プレミアのトップクラブではなく、ブンデスの昇格組へ


所属するノッティンガムとは30分ほど離れた場所で育ったバークは、10歳のときから在籍。先日Sunでは「そのときから、18歳の選手たちにまざってプレーしていたよ。それがとてもプラスになったね」と発言が掲載された。そしてその後は17歳でA代表デビュー、19歳でスコットランド人として最高額で移籍と、大きなキャリアの飛躍を見せている。


しかしながらその金額は5600万ユーロでマンチェスター・シティに移籍したジョン・ストーンズよりもはるかに下回るにもかかわらず、なぜ特にイギリスで、今回の移籍が大きなインパクトを与えているのだろうか。

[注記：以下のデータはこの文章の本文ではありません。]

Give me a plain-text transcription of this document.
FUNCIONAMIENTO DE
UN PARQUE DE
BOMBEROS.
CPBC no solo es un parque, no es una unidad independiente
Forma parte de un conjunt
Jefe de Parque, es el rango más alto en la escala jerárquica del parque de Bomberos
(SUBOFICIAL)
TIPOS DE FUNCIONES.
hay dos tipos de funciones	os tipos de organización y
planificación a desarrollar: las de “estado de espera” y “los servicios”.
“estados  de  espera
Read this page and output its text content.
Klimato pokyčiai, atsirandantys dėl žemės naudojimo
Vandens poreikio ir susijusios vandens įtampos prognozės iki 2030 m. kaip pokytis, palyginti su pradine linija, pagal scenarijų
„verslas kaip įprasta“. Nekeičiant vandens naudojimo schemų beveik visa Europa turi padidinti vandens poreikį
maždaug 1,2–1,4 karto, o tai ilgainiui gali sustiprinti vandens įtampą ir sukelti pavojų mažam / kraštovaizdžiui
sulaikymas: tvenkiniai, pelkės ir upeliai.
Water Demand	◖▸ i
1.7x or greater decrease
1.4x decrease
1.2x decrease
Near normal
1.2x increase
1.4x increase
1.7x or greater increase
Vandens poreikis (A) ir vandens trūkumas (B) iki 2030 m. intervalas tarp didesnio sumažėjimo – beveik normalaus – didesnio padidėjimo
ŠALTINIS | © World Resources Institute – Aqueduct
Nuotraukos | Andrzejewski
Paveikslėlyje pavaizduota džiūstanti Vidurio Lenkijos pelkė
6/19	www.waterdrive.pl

それはガレス・ベイルとも比較される期待の若手が、プレミアのトップクラブからのオファーに断りを入れて海外へ挑戦するという、これまでの流れとは一線を隠す決断を下したからだ。


冷静な判断ができる成熟した19歳


その移籍先である昇格組ライプツィヒについて、「知ったのは、加入する1週間前だったんだよ」と火曜日に明かしたバーク。ただライプツィヒへの移籍が、アーセナルやトッテナムへ移籍するよりも、高いレベルでプレーすることへの近道になると判断しての結果であり、「とても大きな興味を示してくれたし、意欲を感じた。僕は自分がピッチで見せているものを気に入ってくれるクラブ・監督を探していたんだけど、見せてもらったプレーをみてこれだ!と思ったね。」と説明。さらに「ラングニックSDたちは僕にとても親切だったし、まるで宝物のように扱ってくれた。それは1つの特別な恩恵だといえる」との考えをみせた。


うわさに距離を置けるほど成熟した、冷静かつ学ぶことに貪欲な19歳は、スコットランドメディアからガレス・ベイルと比較され、チームメイトのラムからも「そのポテンシャルはある」との評価を受けても「決まり文句のようではあるけど、やっぱり回復を考えた体のメンテナンスは重要だ。そのためには正しい食事と正しく回復をはかっていくことが必要になる。若い時から才能については周囲から言われてきたことではあるけど、でも才能はただあればいいというわけではない。どう使うかなんだ」とコメント。


スコットランドのストラカン代表監督は「彼は少し他の選手とは違う。ピッチ外では非常に落ち着きをもっており、前向きで、ヘッドフォンを聞きながら集中力を高める。何よりピッチに立つことが好きで、いいサッカー選手になっていくためのいいシグナルだね」と評している。


バイエルンのサンチェス、ドルトムントのデンベレ、シャルケのエムボロ、そしてライプツィヒにも楽しみなティーンエイジャーが加わった。